论文标题
帕累托的最佳基因组词典压缩,在主内存中有或没有随机访问
Pareto Optimal Compression of Genomic Dictionaries, with or without Random Access in Main Memory
论文作者
论文摘要
动机:基因组词典,即出现在基因组中的K-MER的集合,是基因组信息的基本来源:其收集是从组装到序列比较和系统发育的战略计算方法的第一步。不幸的是,存储成本很高。这激发了一些有关这些K-MER集合的压缩的最新研究。但是,这样的区域没有基因组压缩的成熟度,缺乏同质且具有方法论上合理的实验基础,该基础允许公平地比较可用溶液的相对优点,并且还考虑了可以使用的压缩方法的丰富选择。 结果:我们在这里提供了这样的基础,并通过一组使用参考数据集和精心选择的代表性数据压缩机组的大量实验进行了支持。我们的结果突出了一个人在压缩的最佳性和后处理方面具有压缩机选择的范围,当字典需要多次解压缩时,后者很重要。除了在其他地方无法使用的有用迹象外,该研究还向有兴趣以压缩形式存储K-MER词典的研究人员还提供了一种软件系统,该软件系统可容易用于探索帕累托最佳解决方案,还提供了给定词典。 可用性:该软件系统可在https://github.com/gengrim76/pareto-optimal-gdc以及用户手册和安装说明中获得。 联系人:[email protected] 补充信息:补充材料中提供其他数据。

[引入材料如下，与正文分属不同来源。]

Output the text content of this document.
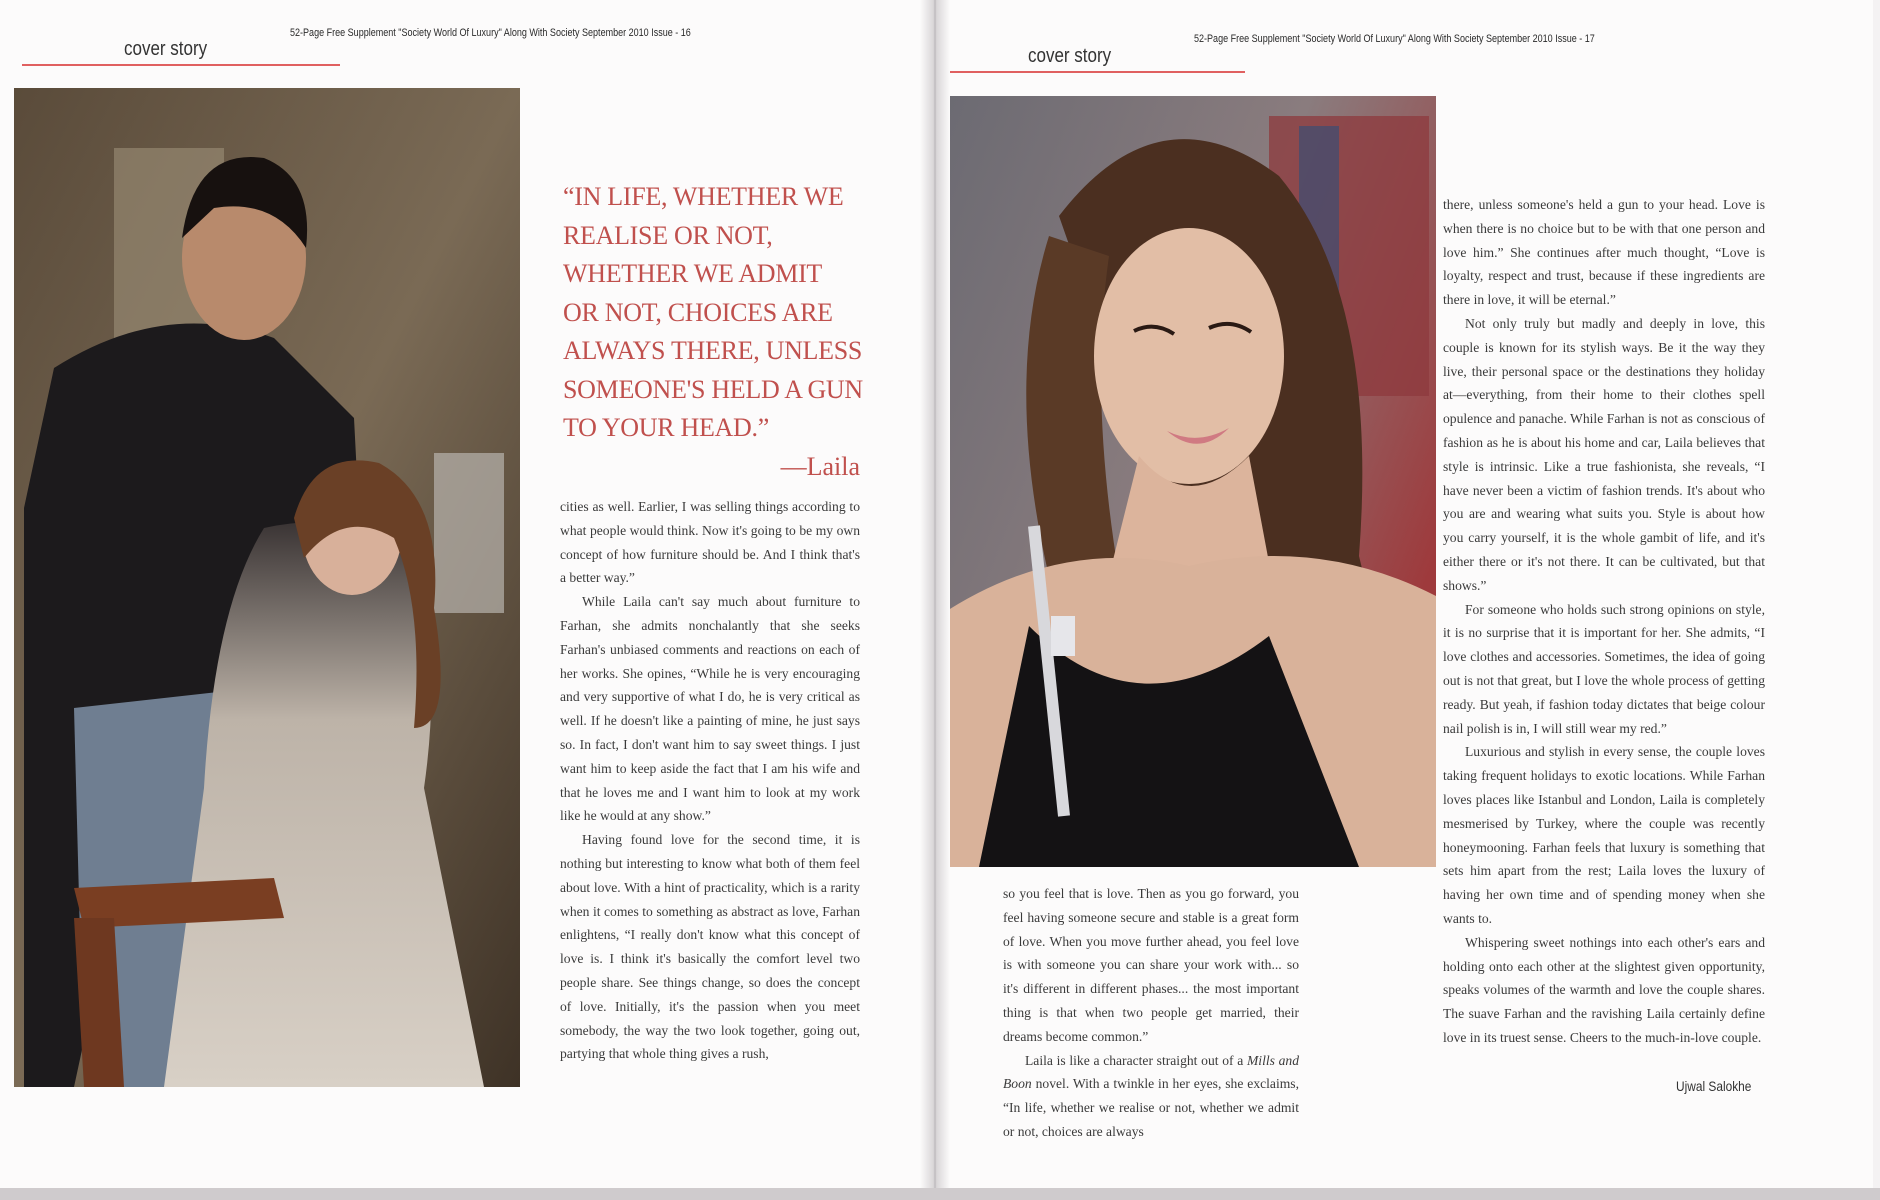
52-Page Free Supplement "Society World Of Luxury" Along With Society September 2010 Issue - 16
cover story
“IN LIFE, WHETHER WE REALISE OR NOT, WHETHER WE ADMIT OR NOT, CHOICES ARE ALWAYS THERE, UNLESS SOMEONE'S HELD A GUN TO YOUR HEAD.”
—Laila

cities as well. Earlier, I was selling things according to what people would think. Now it's going to be my own concept of how furniture should be. And I think that's a better way.”

While Laila can't say much about furniture to Farhan, she admits nonchalantly that she seeks Farhan's unbiased comments and reactions on each of her works. She opines, “While he is very encouraging and very supportive of what I do, he is very critical as well. If he doesn't like a painting of mine, he just says so. In fact, I don't want him to say sweet things. I just want him to keep aside the fact that I am his wife and that he loves me and I want him to look at my work like he would at any show.”

Having found love for the second time, it is nothing but interesting to know what both of them feel about love. With a hint of practicality, which is a rarity when it comes to something as abstract as love, Farhan enlightens, “I really don't know what this concept of love is. I think it's basically the comfort level two people share. See things change, so does the concept of love. Initially, it's the passion when you meet somebody, the way the two look together, going out, partying that whole thing gives a rush,

52-Page Free Supplement "Society World Of Luxury" Along With Society September 2010 Issue - 17
cover story

so you feel that is love. Then as you go forward, you feel having someone secure and stable is a great form of love. When you move further ahead, you feel love is with someone you can share your work with... so it's different in different phases... the most important thing is that when two people get married, their dreams become common.”

Laila is like a character straight out of a Mills and Boon novel. With a twinkle in her eyes, she exclaims, “In life, whether we realise or not, whether we admit or not, choices are always

there, unless someone's held a gun to your head. Love is when there is no choice but to be with that one person and love him.” She continues after much thought, “Love is loyalty, respect and trust, because if these ingredients are there in love, it will be eternal.”

Not only truly but madly and deeply in love, this couple is known for its stylish ways. Be it the way they live, their personal space or the destinations they holiday at—everything, from their home to their clothes spell opulence and panache. While Farhan is not as conscious of fashion as he is about his home and car, Laila believes that style is intrinsic. Like a true fashionista, she reveals, “I have never been a victim of fashion trends. It's about who you are and wearing what suits you. Style is about how you carry yourself, it is the whole gambit of life, and it's either there or it's not there. It can be cultivated, but that shows.”

For someone who holds such strong opinions on style, it is no surprise that it is important for her. She admits, “I love clothes and accessories. Sometimes, the idea of going out is not that great, but I love the whole process of getting ready. But yeah, if fashion today dictates that beige colour nail polish is in, I will still wear my red.”

Luxurious and stylish in every sense, the couple loves taking frequent holidays to exotic locations. While Farhan loves places like Istanbul and London, Laila is completely mesmerised by Turkey, where the couple was recently honeymooning. Farhan feels that luxury is something that sets him apart from the rest; Laila loves the luxury of having her own time and of spending money when she wants to.

Whispering sweet nothings into each other's ears and holding onto each other at the slightest given opportunity, speaks volumes of the warmth and love the couple shares. The suave Farhan and the ravishing Laila certainly define love in its truest sense. Cheers to the much-in-love couple.

Ujwal Salokhe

Motivation: A Genomic Dictionary, i.e., the set of the k-mers appearing in a genome, is a fundamental source of genomic information: its collection is the first step in strategic computational methods ranging from assembly to sequence comparison and phylogeny. Unfortunately, it is costly to store. This motivates some recent studies regarding the compression of those k-mer sets. However, such an area does not have the maturity of genomic compression, lacking an homogeneous and methodologically sound experimental foundation that allows to fairly compare the relative merits of the available solutions, and that takes into account also the rich choices of compression methods that can be used. Results: We provide such a foundation here, supporting it with an extensive set of experiments that use reference datasets and a carefully selected set of representative data compressors. Our results highlight the spectrum of compressor choices one has in terms of Pareto Optimality of compression vs. post-processing, this latter being important when the Dictionary needs to be decompressed many times. In addition to the useful indications, not available elsewhere, that this study offers to the researchers interested in storing k-mer dictionaries in compressed form, a software system that can be readily used to explore the Pareto Optimal solutions available r a given Dictionary is also provided. Availability: The software system is available at https://github.com/GenGrim76/Pareto-Optimal-GDC, together with user manuals and installation instructions. Contact: [email protected] Supplementary information: Additional data are available in the Supplementary Material.